Porém, para Sorj e Martuccelli (2008), a perspectiva defendida por Dukheim no que se refere à necessidade de uma maior individualidade dos sujeitos, deveria implicar no aumento da autonomia e iniciativa individual, mas, não foi isso que ocorreu. Pelo contrário, as pessoas com uma ação individualista, não a realizavam com base na negociação das relações interpessoais e do respeito às normas e regras sociais, tornando, com isso, opaca a relação do mundo subjetivo do indivíduo e a sociedade. Isso gerou uma perda do reconhecimento e compreensão dos espaços da sociabilidade destinados a coesão social e não a um estado de desorganização.

O fato é que essa mudança cultural levou o sujeito à priorização de necessidades pessoais em que a meta seria a obtenção de prestígio. Assim, na falta de recursos ou mesmo de apoio social para alcançar tal prestígio, o indivíduo se utilizaria de condutas desviantes, o que revelaria não apenas o delinqüir juvenil, mas, uma desestruturação e descrédito do poder disciplinar das instituições normativas e formadoras da conduta juvenil e a dissolução do poder socializador dessas instituições quanto à transmissão moral e ética para os jovens, indicando assim, um tempo de anomia (De Giorgi, 2005; Formiga & Diniz, 2011; Idhac, 2009; Lipovetsky, 1986).

Tal estado de anomia segue um caminho de caos social, no qual, quebrar a norma ou manifestar alguma conduta desviante entre os jovens, pode ser um ato enobrecedor para a construção da imagem juvenil e a busca das aspirações de consumo para a própria realização do sujeito. Um desvio excessivo da norma transpõe os espaços da vida privada das pessoas, afetando os espaços públicos e coletivos e um sentimento de insegurança e exclusão social (Arendt, 2009; Neto, 2004; Sorj & Martuccelli, 2008).

Apesar de Durkheim (1893/1992; 1925/2002) considerar que a ação delituosa (leia-se, criminosa) poderia ser entendida como algo normal na dinâmica de qualquer sociedade, mesmo que em níveis suportáveis, essa ação deveria ser punida e inibida, porque é reprovada pela sociedade. Isto ocorreria tanto por causar prejuízo à ordem e harmonia da sociedade quanto pela indicação de que o sujeito não foi capaz de interiorizar as normas e os valores sociais exigidos pela sociedade. Para aqueles que buscam a harmonia e o bem estar social, uma condição delituosa faz surgir sentimentos e condutas de rejeição a essa situação. A intensidade e facilidade do delito revelam uma fragilidade na integração entre individuo, sociedade e as leis para a ordem social, originando a anomia.
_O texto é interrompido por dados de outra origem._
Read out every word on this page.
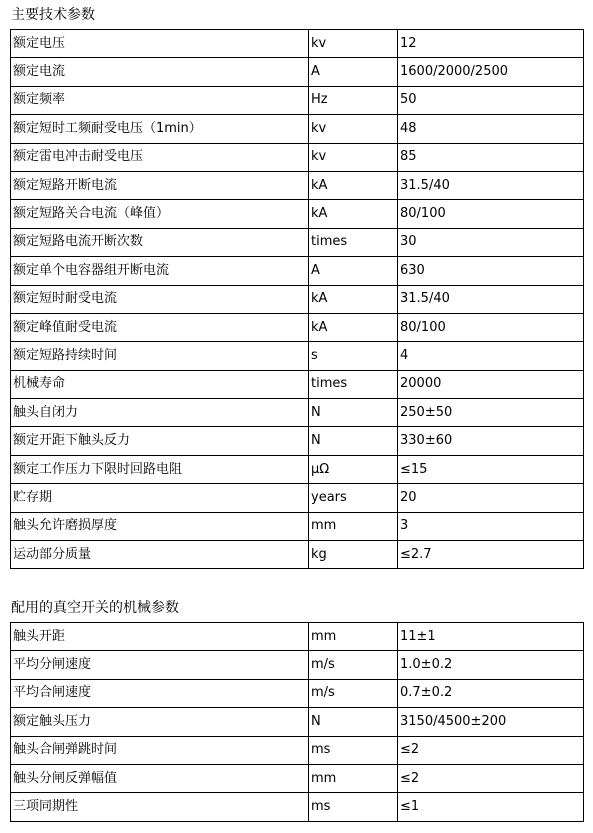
主要技术参数
额定电压	kv	12
额定电流	A	1600/2000/2500
额定频率	Hz	50
额定短时工频耐受电压（1min）	kv	48
额定雷电冲击耐受电压	kv	85
额定短路开断电流	kA	31.5/40
额定短路关合电流（峰值）	kA	80/100
额定短路电流开断次数	times	30
额定单个电容器组开断电流	A	630
额定短时耐受电流	kA	31.5/40
额定峰值耐受电流	kA	80/100
额定短路持续时间	s	4
机械寿命	times	20000
触头自闭力	N	250±50
额定开距下触头反力	N	330±60
额定工作压力下限时回路电阻	μΩ	≤15
贮存期	years	20
触头允许磨损厚度	mm	3
运动部分质量	kg	≤2.7
配用的真空开关的机械参数
触头开距	mm	11±1
平均分闸速度	m/s	1.0±0.2
平均合闸速度	m/s	0.7±0.2
额定触头压力	N	3150/4500±200
触头合闸弹跳时间	ms	≤2
触头分闸反弹幅值	mm	≤2
三项同期性	ms	≤1
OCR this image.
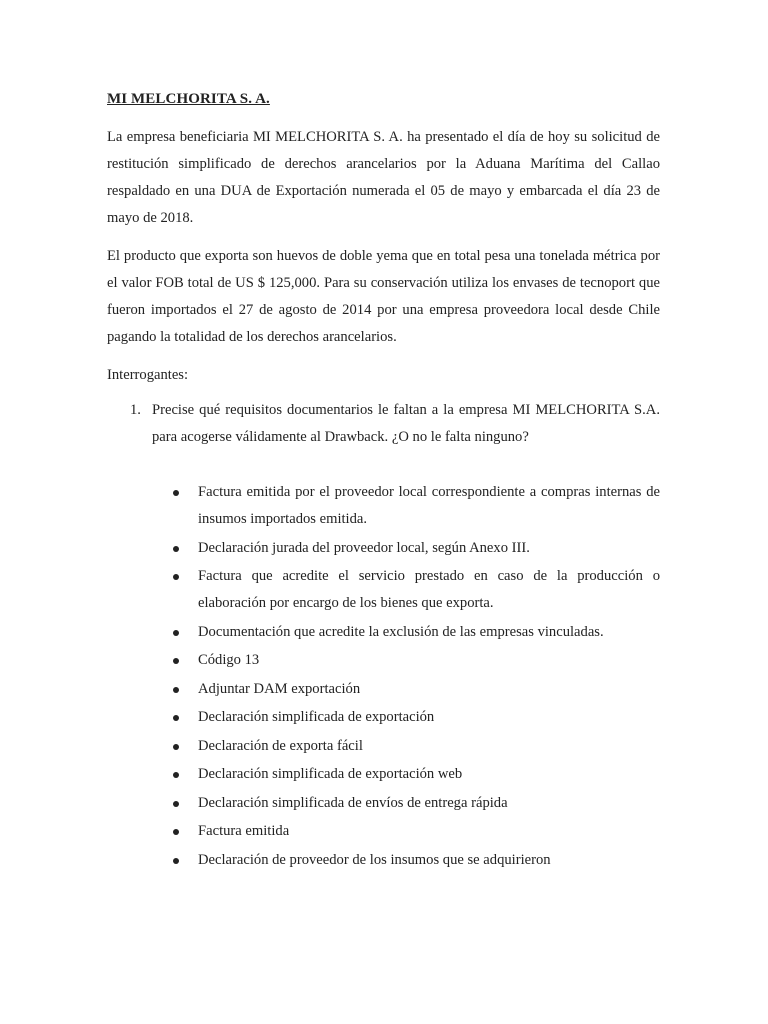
MI MELCHORITA S. A.

La empresa beneficiaria MI MELCHORITA S. A. ha presentado el día de hoy su solicitud de restitución simplificado de derechos arancelarios por la Aduana Marítima del Callao respaldado en una DUA de Exportación numerada el 05 de mayo y embarcada el día 23 de mayo de 2018.

El producto que exporta son huevos de doble yema que en total pesa una tonelada métrica por el valor FOB total de US $ 125,000. Para su conservación utiliza los envases de tecnoport que fueron importados el 27 de agosto de 2014 por una empresa proveedora local desde Chile pagando la totalidad de los derechos arancelarios.

Interrogantes:

1. Precise qué requisitos documentarios le faltan a la empresa MI MELCHORITA S.A. para acogerse válidamente al Drawback. ¿O no le falta ninguno?

Factura emitida por el proveedor local correspondiente a compras internas de insumos importados emitida.
Declaración jurada del proveedor local, según Anexo III.
Factura que acredite el servicio prestado en caso de la producción o elaboración por encargo de los bienes que exporta.
Documentación que acredite la exclusión de las empresas vinculadas.
Código 13
Adjuntar DAM exportación
Declaración simplificada de exportación
Declaración de exporta fácil
Declaración simplificada de exportación web
Declaración simplificada de envíos de entrega rápida
Factura emitida
Declaración de proveedor de los insumos que se adquirieron
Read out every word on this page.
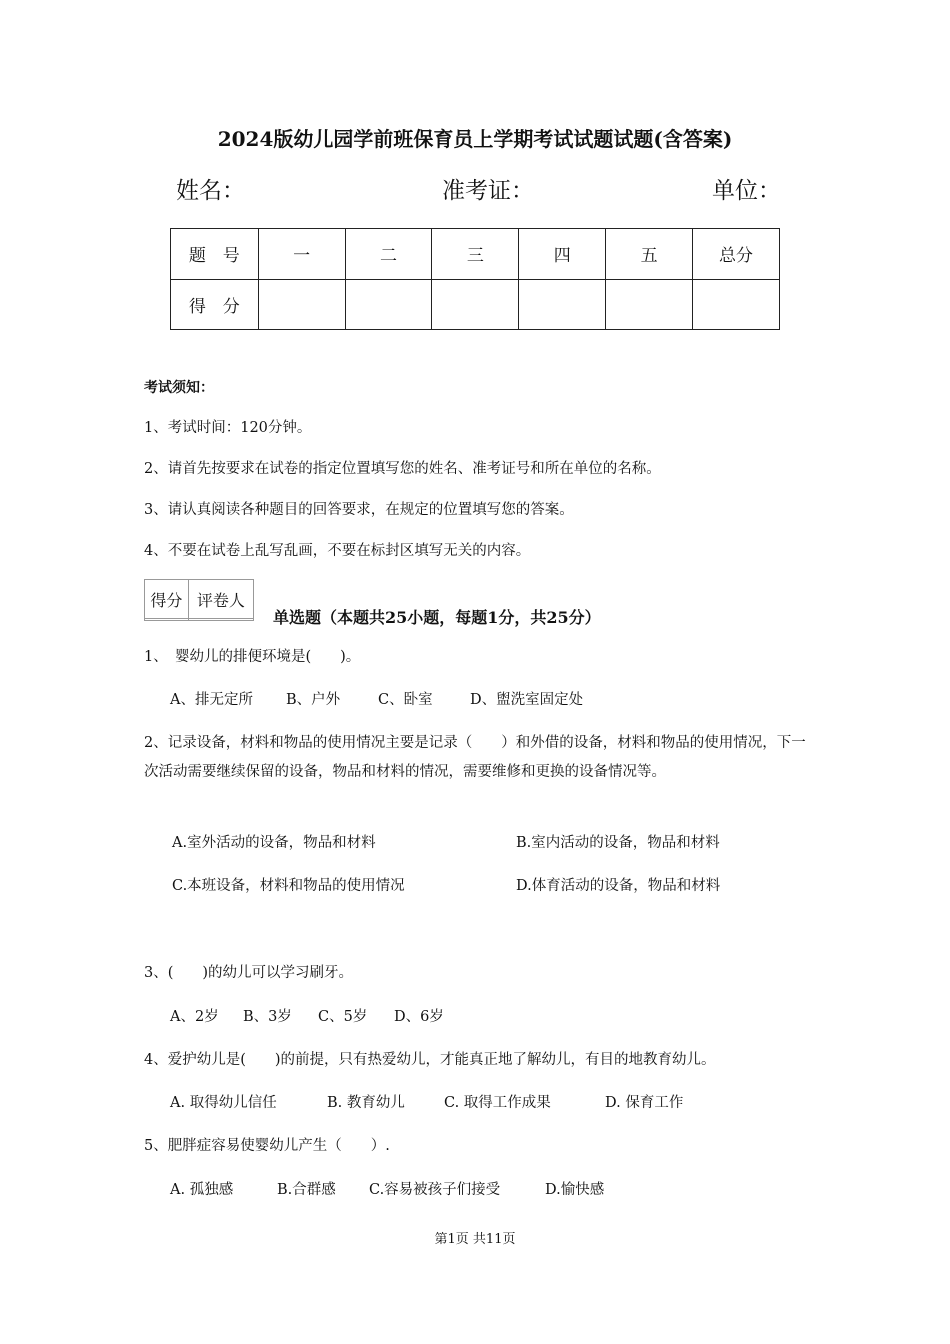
2024版幼儿园学前班保育员上学期考试试题试题(含答案)
姓名：	准考证：	单位：
题　号	一	二	三	四	五	总分
得　分						
考试须知：
1、考试时间：120分钟。
2、请首先按要求在试卷的指定位置填写您的姓名、准考证号和所在单位的名称。
3、请认真阅读各种题目的回答要求，在规定的位置填写您的答案。
4、不要在试卷上乱写乱画，不要在标封区填写无关的内容。
得分	评卷人

单选题（本题共25小题，每题1分，共25分）
1、　婴幼儿的排便环境是(　　)。
A、排无定所 B、户外	C、卧室	D、盥洗室固定处
2、记录设备，材料和物品的使用情况主要是记录（　　）和外借的设备，材料和物品的使用情况，下一次活动需要继续保留的设备，物品和材料的情况，需要维修和更换的设备情况等。
A.室外活动的设备，物品和材料	B.室内活动的设备，物品和材料
C.本班设备，材料和物品的使用情况	D.体育活动的设备，物品和材料
3、(　　)的幼儿可以学习刷牙。
A、2岁 B、3岁 C、5岁 D、6岁
4、爱护幼儿是(　　)的前提，只有热爱幼儿，才能真正地了解幼儿，有目的地教育幼儿。
A. 取得幼儿信任	B. 教育幼儿	C. 取得工作成果	D. 保育工作
5、肥胖症容易使婴幼儿产生（　　）.
A. 孤独感	B.合群感 C.容易被孩子们接受	D.愉快感
第1页 共11页
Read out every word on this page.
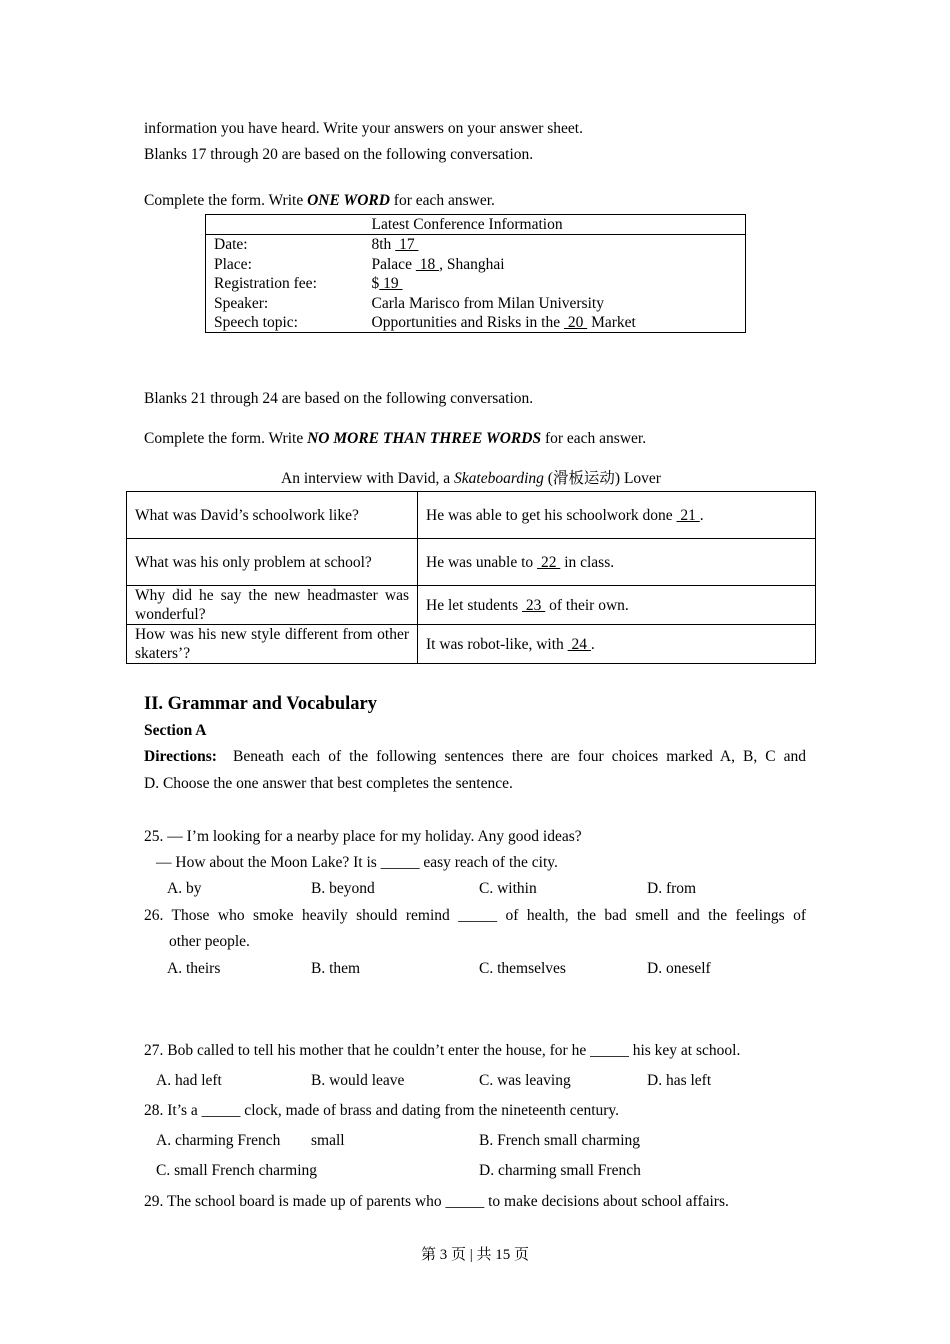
information you have heard. Write your answers on your answer sheet.
Blanks 17 through 20 are based on the following conversation.
Complete the form. Write ONE WORD for each answer.
	Latest Conference Information
Date:	8th  17
Place:	Palace  18 , Shanghai
Registration fee:	$ 19
Speaker:	Carla Marisco from Milan University
Speech topic:	Opportunities and Risks in the  20  Market
Blanks 21 through 24 are based on the following conversation.
Complete the form. Write NO MORE THAN THREE WORDS for each answer.
An interview with David, a Skateboarding (滑板运动) Lover
What was David’s schoolwork like?	He was able to get his schoolwork done  21 .
What was his only problem at school?	He was unable to  22  in class.
Why did he say the new headmaster was wonderful?	He let students  23  of their own.
How was his new style different from other skaters’?	It was robot-like, with  24 .
II. Grammar and Vocabulary
Section A
Directions:  Beneath each of the following sentences there are four choices marked A, B, C and
D. Choose the one answer that best completes the sentence.
25. — I’m looking for a nearby place for my holiday. Any good ideas?
— How about the Moon Lake? It is _____ easy reach of the city.
A. by	B. beyond	C. within	D. from
26. Those who smoke heavily should remind _____ of health, the bad smell and the feelings of
other people.
A. theirs	B. them	C. themselves	D. oneself
27. Bob called to tell his mother that he couldn’t enter the house, for he _____ his key at school.
A. had left	B. would leave	C. was leaving	D. has left
28. It’s a _____ clock, made of brass and dating from the nineteenth century.
A. charming French small	B. French small charming
C. small French charming	D. charming small French
29. The school board is made up of parents who _____ to make decisions about school affairs.
第 3 页 | 共 15 页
O estudo sobre a anomia ganhou força conceitual e de análise dos problemas sociais com Emile Durkheim em seus livros a Divisão do Trabalho Social e o Suicídio. Para Durkheim (1895/2004; 1897/2000), a anomia refere-se a uma condição que a sociedade passa, na dinâmica de suas relações interpessoais, quanto ao reconhecimento da ausência de referência das normas e regras sociais que orientam e regulam o comportamento socialmente desejável do indivíduo e instituições. A existência da anomia na sociedade torna-se ineficaz o poder regulador, que as normas sociais e instituições de controle, têm sobre os comportamentos sociais, sendo incapaz da coesão da sociedade.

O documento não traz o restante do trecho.